1007 Clay Street, Oakland, CA | website
M-Sat: 11:00am – 9:30pm; Sun: 5:00pm – 9:30pm
I used to visit this restaurant a lot more when we lived in Oakland and I was very pleased when my friends jaycee and suzywoo invited me to a Red Egg and Ginger buffet to introduce their darling daughter MJ. This is a Chinese custom where the proud family throws a bash to celebrate and welcome the infant and re-introduce the mother, as both of them probably haven’t been out and about very much. Historically, infant mortality used to be more of an issue so there really was great cause for celebration when the baby reached its first month of age.

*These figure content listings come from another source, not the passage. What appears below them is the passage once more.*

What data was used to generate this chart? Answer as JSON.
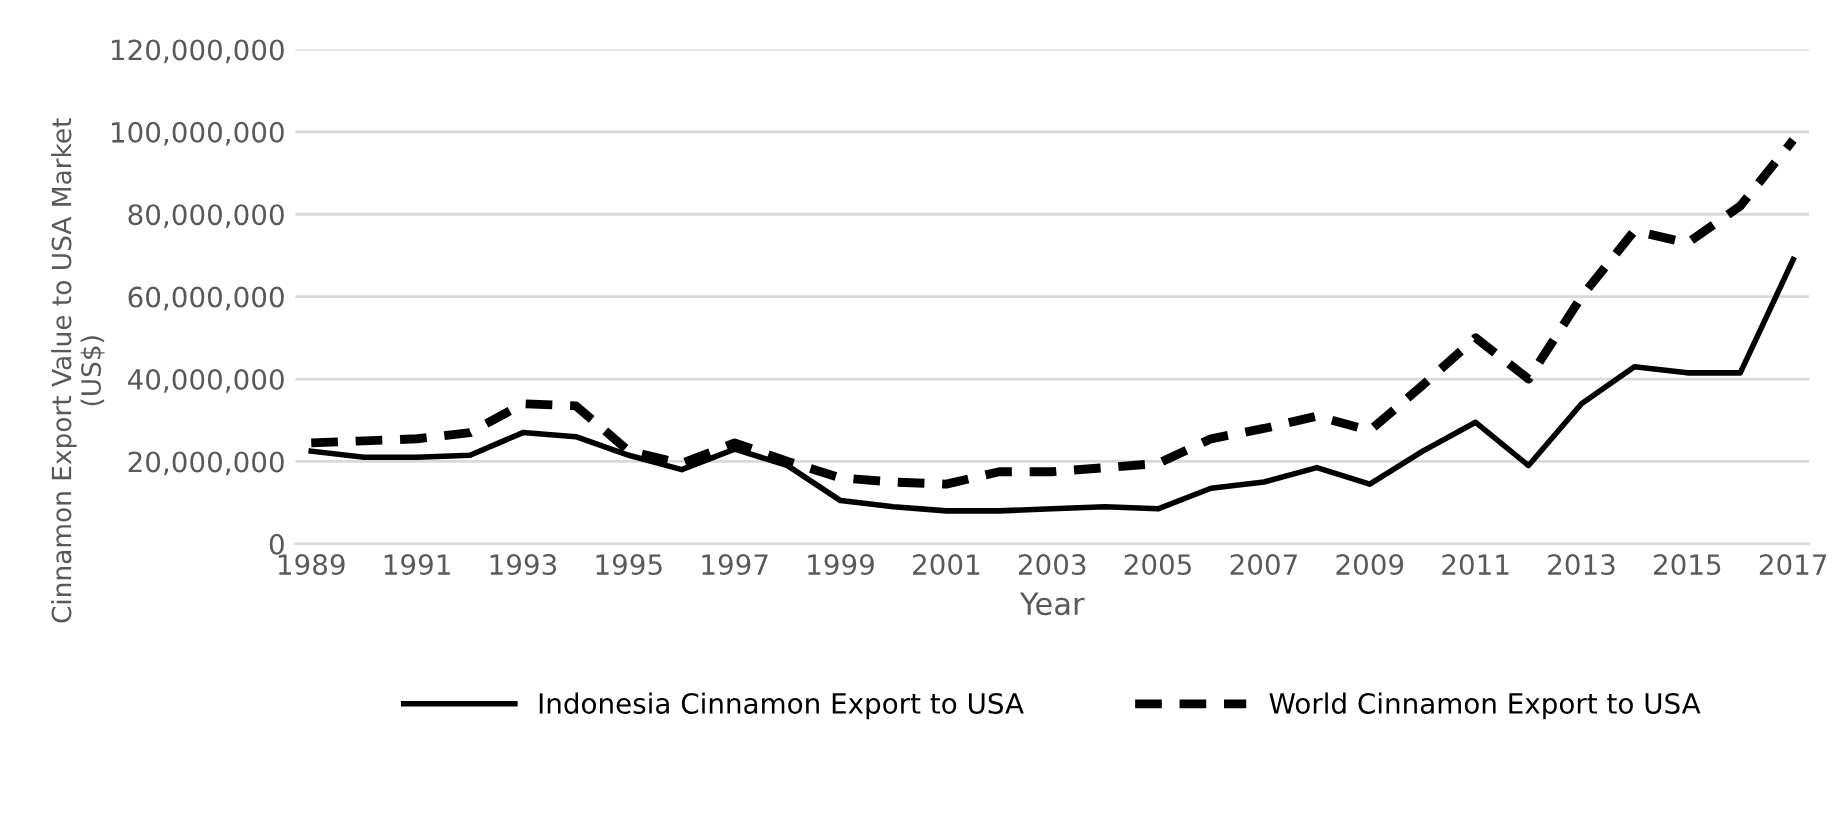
{
  "chart_data": {
    "type": "line",
    "xlabel": "Year",
    "ylabel": "Cinnamon Export Value to USA Market\n(US$)",
    "categories": [
      "1989",
      null,
      "1991",
      null,
      "1993",
      null,
      "1995",
      null,
      "1997",
      null,
      "1999",
      null,
      "2001",
      null,
      "2003",
      null,
      "2005",
      null,
      "2007",
      null,
      "2009",
      null,
      "2011",
      null,
      "2013",
      null,
      "2015",
      null,
      "2017"
    ],
    "series": [
      {
        "name": "Indonesia Cinnamon Export to USA",
        "color": "#000000",
        "line_style": "solid",
        "values": [
          22500000,
          21000000,
          21000000,
          21500000,
          27000000,
          26000000,
          21500000,
          18000000,
          23000000,
          19000000,
          10500000,
          9000000,
          8000000,
          8000000,
          8500000,
          9000000,
          8500000,
          13500000,
          15000000,
          18500000,
          14500000,
          22500000,
          29500000,
          19000000,
          34000000,
          43000000,
          41500000,
          41500000,
          69000000
        ]
      },
      {
        "name": "World Cinnamon Export to USA",
        "color": "#000000",
        "line_style": "dashed",
        "values": [
          24500000,
          25000000,
          25500000,
          27000000,
          34000000,
          33500000,
          22500000,
          19500000,
          24500000,
          20000000,
          16000000,
          15000000,
          14500000,
          17500000,
          17500000,
          18500000,
          19500000,
          25500000,
          28000000,
          31000000,
          27500000,
          38500000,
          50000000,
          40000000,
          60000000,
          76000000,
          73000000,
          82000000,
          98000000
        ]
      }
    ],
    "ylim": [
      0,
      120000000
    ],
    "yticks": [
      {
        "value": 0,
        "label": "0"
      },
      {
        "value": 20000000,
        "label": "20,000,000"
      },
      {
        "value": 40000000,
        "label": "40,000,000"
      },
      {
        "value": 60000000,
        "label": "60,000,000"
      },
      {
        "value": 80000000,
        "label": "80,000,000"
      },
      {
        "value": 100000000,
        "label": "100,000,000"
      },
      {
        "value": 120000000,
        "label": "120,000,000"
      }
    ],
    "grid": "y",
    "legend": "bottom",
    "marker": "none"
  }
}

Traditionally guests bring gifts of lucky money in red envelopes and are given eggs that have been dyed red, which symbolize happiness and the renewal of life. The color red is considered to be lucky. Red ginger is important because in the yin (cold) and yang (warm) balance of food, it adds a touch of heat and is considered to be very healthy. I stuck with the ginger as who wants to fill up on hard boiled eggs when there are mounds of delicious food to be conquered?
This little piggy adds another layer of symbolism as little MJ was born in the lunar year of the pig. We arrived a little late, but I bet this was a big pile o’ pork when it was served. This was one large pig and I still can’t figure out how they got such a beast so crispy on the outside… a humongous deep fryer, a gigantic walk-in oven? It boggles my mind!
I had really good timing because they just refilled the Spicy Fried Chicken Wings right when I pulled up to the buffet line. These had the classic characteristic of well fried foods where the marinade and juices cook and infuse the meat and are sealed within delicately crispy skin.
There was a time when I came Le Cheval just for the Cube Beefsteak, which are tender morsels of tenderloin (shaped like dice) marinated in a sweet garlic mixture and then quickly pan fried on high flame until medium rare and the sugar caramelizes. It is stir-fried with a sweetly acidic sauce and served with a peppery citrus dip and is a delicious combination that is an explosion of fresh clean flavors. The best thing about a buffet is that you can go back and get more of what you like…
A variety of zesty condiments from the left, a savory peanut sauce for the fresh spring rolls, Nuoc Mam which is a sweet chili garlic that is good on everything, and the Citrus Pepper sauce for the beef.
Orange Flavored Chicken, breaded and fried with a spicy sweet and sour sauce.
With all of the meaty dishes, it was good that there was Sauteed Garlic Green Beans with Red Onion at least feel like you are eating something light and healthy. The beans were still crisp and fresh tasting.
Simmer Fried Eggplant with Tofu in their special sauce
Fried Rice with Chinese Sausage was fluffy and fragrantly perfect. Shame on me, there were a few dishes I missed including noodles, the fresh spring rolls, a curried fish dish that were down to dregs when I passsed through the buffet…
They had four different cakes, and again I happened to be there just as they set out fresh slices and I grabbed a huge corner piece which means extra frosting and goo!
And it had a delectable creammy strawberry filling but I was overwhelmed by my piggy choice with so much frosting… The guest of honor made an appearance just as we were leaving. She had been peacefully sleeping on her auntie’s shoulder but when she woke up, she was ready for a snack and began loudly proclaiming this fact to her gathered fans and was quickly whisked off to a private dining area.
Mr. K and I both agreed that it had been way too long since we had visited Le Cheval, and as far as we could tell the food is still vibrantly flavored and deliciously fresh tasting. When I started out writing this post, I went to the website and was very excited to see that they have expanded and now have locations in Berkeley and Walnut Creek. What really caught my attention is the description of a couple of feasts that they serve: Five Courses of Seafood ($20 per person) and Seven Courses of Beef ($27 pp). They describe the Vietnamese feast as consisting of five different flavors, plain, salty, bitter, sweet and sour. Combining the flavors keep your palate’s desire in balance and harmony.
I have always admired this dragon carving in the entryway and look forward to seeing it again when we come back to restore our balance and harmony with 7 courses of beef.